I think Col’s last line is the key. I have two GPs as neighbours and friends. They say they are not at the front line (yet) of this, but they are both visibly exhausted (when I see them from a safe distance). They are dreading a few weeks time as they start to see the follow up to hospitalised people in primary care. Every day we see testimony from doctors and nurses on TV, not just here but all around the world, saying that they have never seen anything like this. It might be the rate of infection, it’s must be that the rate of hospitalisation is much higher and that the number of cases are concentrated into a shorter period. Also the ratio of hospitalisation to deaths must be higher - for COVID its one death for every ten hospitalisations in this country.

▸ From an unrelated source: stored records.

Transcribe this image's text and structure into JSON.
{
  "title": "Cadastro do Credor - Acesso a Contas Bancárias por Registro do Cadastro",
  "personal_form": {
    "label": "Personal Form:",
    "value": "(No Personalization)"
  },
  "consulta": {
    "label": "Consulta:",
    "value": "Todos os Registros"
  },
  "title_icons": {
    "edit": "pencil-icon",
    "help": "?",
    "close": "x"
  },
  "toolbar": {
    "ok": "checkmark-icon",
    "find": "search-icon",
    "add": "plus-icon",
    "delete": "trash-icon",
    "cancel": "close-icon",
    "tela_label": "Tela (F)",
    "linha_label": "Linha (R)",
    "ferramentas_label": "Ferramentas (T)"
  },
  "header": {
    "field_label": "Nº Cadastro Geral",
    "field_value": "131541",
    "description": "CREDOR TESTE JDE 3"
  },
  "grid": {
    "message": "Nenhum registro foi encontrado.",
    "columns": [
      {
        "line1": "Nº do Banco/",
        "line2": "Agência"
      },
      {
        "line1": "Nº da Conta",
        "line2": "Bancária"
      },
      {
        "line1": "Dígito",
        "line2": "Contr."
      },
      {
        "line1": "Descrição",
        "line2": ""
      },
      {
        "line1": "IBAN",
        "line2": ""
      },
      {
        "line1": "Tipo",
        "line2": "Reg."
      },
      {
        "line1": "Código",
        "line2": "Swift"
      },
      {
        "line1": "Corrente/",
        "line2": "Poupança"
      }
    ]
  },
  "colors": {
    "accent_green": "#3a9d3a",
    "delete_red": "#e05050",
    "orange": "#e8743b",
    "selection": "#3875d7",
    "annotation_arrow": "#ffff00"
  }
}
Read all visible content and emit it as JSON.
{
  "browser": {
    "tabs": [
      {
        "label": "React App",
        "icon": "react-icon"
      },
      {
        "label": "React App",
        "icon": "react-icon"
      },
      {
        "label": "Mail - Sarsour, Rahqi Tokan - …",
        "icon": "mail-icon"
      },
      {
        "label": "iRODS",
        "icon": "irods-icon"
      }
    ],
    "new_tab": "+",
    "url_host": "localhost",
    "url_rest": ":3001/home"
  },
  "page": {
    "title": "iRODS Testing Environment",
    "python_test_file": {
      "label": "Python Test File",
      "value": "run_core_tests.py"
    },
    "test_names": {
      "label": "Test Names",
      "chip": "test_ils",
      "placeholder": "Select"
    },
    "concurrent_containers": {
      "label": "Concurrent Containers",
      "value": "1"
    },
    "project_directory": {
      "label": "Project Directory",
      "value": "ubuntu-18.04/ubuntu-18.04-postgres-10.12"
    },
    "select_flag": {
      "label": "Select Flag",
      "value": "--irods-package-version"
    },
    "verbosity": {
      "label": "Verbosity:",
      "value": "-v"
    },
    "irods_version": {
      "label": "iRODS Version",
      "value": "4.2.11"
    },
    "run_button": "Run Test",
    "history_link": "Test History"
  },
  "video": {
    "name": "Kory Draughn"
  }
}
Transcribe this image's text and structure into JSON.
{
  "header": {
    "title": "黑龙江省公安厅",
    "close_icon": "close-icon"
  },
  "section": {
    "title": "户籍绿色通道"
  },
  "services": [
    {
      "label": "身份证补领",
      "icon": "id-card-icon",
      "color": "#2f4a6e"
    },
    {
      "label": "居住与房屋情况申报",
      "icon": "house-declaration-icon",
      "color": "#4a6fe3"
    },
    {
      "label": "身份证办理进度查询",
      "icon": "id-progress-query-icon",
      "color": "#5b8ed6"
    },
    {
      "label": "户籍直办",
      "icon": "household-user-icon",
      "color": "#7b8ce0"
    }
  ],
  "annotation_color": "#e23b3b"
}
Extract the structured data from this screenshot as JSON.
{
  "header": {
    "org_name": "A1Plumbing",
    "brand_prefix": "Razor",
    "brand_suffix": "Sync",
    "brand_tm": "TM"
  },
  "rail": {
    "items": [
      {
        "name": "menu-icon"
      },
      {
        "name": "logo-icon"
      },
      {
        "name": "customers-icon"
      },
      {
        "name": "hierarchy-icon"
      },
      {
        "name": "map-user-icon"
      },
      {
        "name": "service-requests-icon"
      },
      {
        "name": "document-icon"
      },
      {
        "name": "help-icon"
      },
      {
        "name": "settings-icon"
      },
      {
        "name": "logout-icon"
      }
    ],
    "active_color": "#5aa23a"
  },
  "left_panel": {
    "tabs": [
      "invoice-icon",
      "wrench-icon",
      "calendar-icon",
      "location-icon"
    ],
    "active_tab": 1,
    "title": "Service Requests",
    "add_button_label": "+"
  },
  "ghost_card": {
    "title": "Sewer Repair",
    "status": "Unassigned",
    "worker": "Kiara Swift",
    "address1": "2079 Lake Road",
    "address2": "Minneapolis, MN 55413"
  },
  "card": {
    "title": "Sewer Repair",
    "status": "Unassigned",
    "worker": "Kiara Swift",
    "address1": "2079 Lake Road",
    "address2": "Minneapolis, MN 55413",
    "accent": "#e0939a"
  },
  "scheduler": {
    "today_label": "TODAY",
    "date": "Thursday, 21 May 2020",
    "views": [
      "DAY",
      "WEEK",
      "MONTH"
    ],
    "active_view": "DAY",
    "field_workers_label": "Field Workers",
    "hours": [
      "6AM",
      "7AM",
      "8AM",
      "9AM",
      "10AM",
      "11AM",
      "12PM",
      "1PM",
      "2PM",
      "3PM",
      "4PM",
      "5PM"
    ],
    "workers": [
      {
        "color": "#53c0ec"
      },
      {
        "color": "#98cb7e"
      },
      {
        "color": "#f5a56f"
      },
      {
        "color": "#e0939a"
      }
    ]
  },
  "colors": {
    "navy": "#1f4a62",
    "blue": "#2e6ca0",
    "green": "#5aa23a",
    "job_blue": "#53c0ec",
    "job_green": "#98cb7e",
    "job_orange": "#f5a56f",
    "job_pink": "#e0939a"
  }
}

I don’t have a figure for a ‘good’ or ‘bad’ death toll, I just note that 20k has been set by the key government adviser as ‘good’ and I am wondering what he would define as ‘bad’, meaning that the measures taken have failed. Because we need to know this in order to learn, and we need to learn because this is going to happen again. At the moment we seem to be tracking towards something significantly higher than 20k, but given that figures of 500k and 250k have been bandied about (also by people who are apparently government advisors), 50k is not necessarily a sign that the strategy has failed.
We can argue about the response of the government, other governments or the ****ing useless WHO (wet markets are open again in Wuhan, but the WHO rep on the wireless just now refused to criticise China in particular), but it seems to me we have to take frontline health workers seriously.